One day, the sun rose just like
it always did on the schoolyard and Ralphie was surprised to
see that the girl with brown hair was sitting by the grate. He
watched her without saying anything. She was facing the opposite
direction she usually did, looking towards the school with her
back to the grate. So all Ralphie could see was her brown hair.
She sat there for a few moments
tapping on the grate.
And then, from out of a nowhere
came the two big shoes and the dark shadow of the Lady in Blue. “I
thought I told you to stop hanging around here,” the Lady
in Blue told the girl.
And the girl, meekly stood and
walked away but not before quickly sneaking a slice of pizza
into the grate.
The pizza slice fell to the
ground by Ralphie. He sniffed it. Hmmm. It had onions and olives
and green peppers. He inhaled the aroma. Ahh. Ralphie loved pizza.
He absolutely loved it.
Too bad for the little girl,
he thought, but good for me.
He was a little suspicious ---
after all – you could never really trust people but he
also loved pizza and the smell was so wonderful..

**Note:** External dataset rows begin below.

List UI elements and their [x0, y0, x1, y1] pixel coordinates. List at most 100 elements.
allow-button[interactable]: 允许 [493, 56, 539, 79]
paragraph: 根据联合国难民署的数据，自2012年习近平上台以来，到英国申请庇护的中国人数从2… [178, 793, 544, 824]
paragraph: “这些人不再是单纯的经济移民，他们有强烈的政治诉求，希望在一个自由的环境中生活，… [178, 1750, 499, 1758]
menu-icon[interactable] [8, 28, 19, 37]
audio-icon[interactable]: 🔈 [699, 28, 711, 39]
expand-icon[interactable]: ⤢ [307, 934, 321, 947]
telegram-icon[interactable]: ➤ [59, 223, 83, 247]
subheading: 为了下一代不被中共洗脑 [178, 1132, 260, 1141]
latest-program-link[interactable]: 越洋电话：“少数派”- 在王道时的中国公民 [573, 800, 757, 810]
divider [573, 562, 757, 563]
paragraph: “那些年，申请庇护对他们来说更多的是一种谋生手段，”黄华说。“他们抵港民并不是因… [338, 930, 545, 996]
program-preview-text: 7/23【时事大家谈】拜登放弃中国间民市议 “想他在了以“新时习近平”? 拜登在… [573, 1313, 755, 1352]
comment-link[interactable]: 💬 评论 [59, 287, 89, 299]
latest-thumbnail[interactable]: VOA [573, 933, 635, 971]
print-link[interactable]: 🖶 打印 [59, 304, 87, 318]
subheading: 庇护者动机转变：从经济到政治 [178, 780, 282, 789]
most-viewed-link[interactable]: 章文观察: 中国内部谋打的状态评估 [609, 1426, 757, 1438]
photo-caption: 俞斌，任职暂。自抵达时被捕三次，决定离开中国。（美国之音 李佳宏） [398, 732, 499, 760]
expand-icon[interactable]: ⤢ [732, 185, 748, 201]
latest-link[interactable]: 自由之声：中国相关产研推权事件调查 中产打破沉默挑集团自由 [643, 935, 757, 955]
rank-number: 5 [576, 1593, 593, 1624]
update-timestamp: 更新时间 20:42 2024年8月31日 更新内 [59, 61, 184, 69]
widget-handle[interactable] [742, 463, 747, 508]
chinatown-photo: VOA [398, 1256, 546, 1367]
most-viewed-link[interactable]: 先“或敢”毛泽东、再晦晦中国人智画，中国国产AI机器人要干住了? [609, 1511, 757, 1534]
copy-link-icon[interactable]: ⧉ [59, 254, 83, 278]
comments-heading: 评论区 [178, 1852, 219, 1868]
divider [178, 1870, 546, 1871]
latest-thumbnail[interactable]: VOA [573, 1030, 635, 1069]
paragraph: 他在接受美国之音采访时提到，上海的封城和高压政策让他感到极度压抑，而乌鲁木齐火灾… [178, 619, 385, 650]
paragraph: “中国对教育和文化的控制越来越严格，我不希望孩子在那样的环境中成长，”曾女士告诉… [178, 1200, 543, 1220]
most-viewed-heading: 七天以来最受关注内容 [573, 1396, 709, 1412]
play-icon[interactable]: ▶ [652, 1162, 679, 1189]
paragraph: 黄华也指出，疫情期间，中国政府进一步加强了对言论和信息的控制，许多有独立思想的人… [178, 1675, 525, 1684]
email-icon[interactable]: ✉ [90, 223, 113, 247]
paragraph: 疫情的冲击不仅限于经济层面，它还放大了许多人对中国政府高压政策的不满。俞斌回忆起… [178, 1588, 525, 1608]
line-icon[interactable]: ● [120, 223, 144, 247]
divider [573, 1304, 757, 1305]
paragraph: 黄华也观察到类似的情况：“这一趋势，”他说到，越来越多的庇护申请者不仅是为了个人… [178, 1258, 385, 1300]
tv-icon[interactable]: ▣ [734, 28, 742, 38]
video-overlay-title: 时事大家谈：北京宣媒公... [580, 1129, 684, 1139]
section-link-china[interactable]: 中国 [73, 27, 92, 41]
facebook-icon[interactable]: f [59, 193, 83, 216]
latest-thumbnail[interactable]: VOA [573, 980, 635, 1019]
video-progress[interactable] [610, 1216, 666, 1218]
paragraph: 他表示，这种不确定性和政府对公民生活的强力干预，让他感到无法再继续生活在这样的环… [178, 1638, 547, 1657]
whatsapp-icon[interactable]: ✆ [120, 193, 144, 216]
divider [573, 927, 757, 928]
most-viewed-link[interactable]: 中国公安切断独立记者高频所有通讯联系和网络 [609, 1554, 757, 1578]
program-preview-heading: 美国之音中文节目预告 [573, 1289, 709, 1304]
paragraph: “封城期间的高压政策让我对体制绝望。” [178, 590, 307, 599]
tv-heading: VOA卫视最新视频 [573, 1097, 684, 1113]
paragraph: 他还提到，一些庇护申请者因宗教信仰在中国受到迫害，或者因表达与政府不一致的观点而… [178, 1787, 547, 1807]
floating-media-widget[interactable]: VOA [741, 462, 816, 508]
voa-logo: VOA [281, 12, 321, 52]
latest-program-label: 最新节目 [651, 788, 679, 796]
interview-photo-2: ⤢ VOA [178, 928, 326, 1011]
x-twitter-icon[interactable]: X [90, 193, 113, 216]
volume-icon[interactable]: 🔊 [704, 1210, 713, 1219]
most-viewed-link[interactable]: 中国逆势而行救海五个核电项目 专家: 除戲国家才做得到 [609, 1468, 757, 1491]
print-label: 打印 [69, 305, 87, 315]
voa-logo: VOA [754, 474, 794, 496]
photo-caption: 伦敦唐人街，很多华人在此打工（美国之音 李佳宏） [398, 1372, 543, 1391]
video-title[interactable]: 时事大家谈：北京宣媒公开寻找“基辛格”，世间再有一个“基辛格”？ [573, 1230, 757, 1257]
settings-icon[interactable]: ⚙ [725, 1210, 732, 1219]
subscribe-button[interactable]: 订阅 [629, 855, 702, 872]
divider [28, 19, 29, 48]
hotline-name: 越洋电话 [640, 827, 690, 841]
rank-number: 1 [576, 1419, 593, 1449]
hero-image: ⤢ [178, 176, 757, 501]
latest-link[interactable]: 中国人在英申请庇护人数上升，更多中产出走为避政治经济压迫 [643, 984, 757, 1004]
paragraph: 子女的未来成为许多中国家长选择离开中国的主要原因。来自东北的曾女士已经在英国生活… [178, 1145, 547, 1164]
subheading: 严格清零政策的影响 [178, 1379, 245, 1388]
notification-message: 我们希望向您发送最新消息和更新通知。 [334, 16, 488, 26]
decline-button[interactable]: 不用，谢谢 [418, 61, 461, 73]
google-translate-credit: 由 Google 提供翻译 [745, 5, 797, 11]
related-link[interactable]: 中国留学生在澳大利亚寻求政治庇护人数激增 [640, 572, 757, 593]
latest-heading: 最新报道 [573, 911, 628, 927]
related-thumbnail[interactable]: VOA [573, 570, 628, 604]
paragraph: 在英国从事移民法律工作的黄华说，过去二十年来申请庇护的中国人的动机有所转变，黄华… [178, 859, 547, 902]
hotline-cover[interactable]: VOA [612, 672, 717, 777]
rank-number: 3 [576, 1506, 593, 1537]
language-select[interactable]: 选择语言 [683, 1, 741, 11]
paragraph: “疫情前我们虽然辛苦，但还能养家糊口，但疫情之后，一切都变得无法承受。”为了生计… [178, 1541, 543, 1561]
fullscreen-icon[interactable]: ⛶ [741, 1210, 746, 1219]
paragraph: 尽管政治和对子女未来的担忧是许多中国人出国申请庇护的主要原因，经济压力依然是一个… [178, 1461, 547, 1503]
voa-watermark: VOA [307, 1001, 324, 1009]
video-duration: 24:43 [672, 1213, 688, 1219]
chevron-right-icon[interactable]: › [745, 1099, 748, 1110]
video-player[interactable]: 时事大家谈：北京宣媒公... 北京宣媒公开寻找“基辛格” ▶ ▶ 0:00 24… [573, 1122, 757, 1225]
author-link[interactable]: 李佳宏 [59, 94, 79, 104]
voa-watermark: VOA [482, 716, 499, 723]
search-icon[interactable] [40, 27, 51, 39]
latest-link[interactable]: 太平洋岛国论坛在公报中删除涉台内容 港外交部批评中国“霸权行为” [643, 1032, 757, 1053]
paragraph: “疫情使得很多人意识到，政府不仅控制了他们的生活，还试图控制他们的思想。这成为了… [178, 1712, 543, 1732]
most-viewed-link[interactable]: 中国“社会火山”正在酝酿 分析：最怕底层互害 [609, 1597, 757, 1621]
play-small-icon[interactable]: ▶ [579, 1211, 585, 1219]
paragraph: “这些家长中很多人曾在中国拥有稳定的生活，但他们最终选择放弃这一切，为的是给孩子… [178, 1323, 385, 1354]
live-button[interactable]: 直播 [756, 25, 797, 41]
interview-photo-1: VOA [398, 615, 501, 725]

Suddenly the girl reappeared.
But now – and this was confusing – she was wearing
different clothing.
“Get away from there,” the
Lady in Blue yelled.
And the girl ran away quickly
but not before pushing a piece of cardboard down into the grate.
Ralphie looked at it … it was a piece of cardboard from
the top of a pizza box and the girl had drawn a circle around
the pizza and marked a line through it – like those signs
that told you not to do something. Like a line through
a skateboard that meant no skateboarding.
Ralph looked at the sign.
No Pizza? He thought.
No Pizza?
He peeked up through the grate.
He looked across the schoolyard and he could see the Lady in
Blue yelling at the girl with brown hair. And nearby, was the other girl
with the brown hair. The one who had left the pizza. Two girls
with brown hair?
And that’s when Ralphie
figured it out. He looked at the pizza in the sunlight and saw
the white powder on it. He recognized that powder. It was the
coagulating powder. The Lady in Blue must had gotten another
girl with brown hair to leave the pizza.
He began to dig and dig and
made a hole to bury the pizza. He didn’t want anybody else
eating that poisoned pizza. No way, he thought.
Later that day, after school
was out. The girl with brown hair – the real girl – showed
up at the grate.
She looked at Ralphie and he
looked at her. He didn’t say anything. For once words failed
him. Finally he spoke. “Thanks.”
“If I could write better,” she
said, “then I could have written you a real note.”
“Yeah,” said Ralphie. “if
you could write better.”
“And if I could read better?” she
said.
“Yeah,” said Ralphie. “Well
maybe I could make some time to teach you a few things,” he
said.
And that’s the day when
Ralphie’s life changed. Because that’s the day Ralphie
learned that of all the millions of people in the world … there
was one person he could finally trust.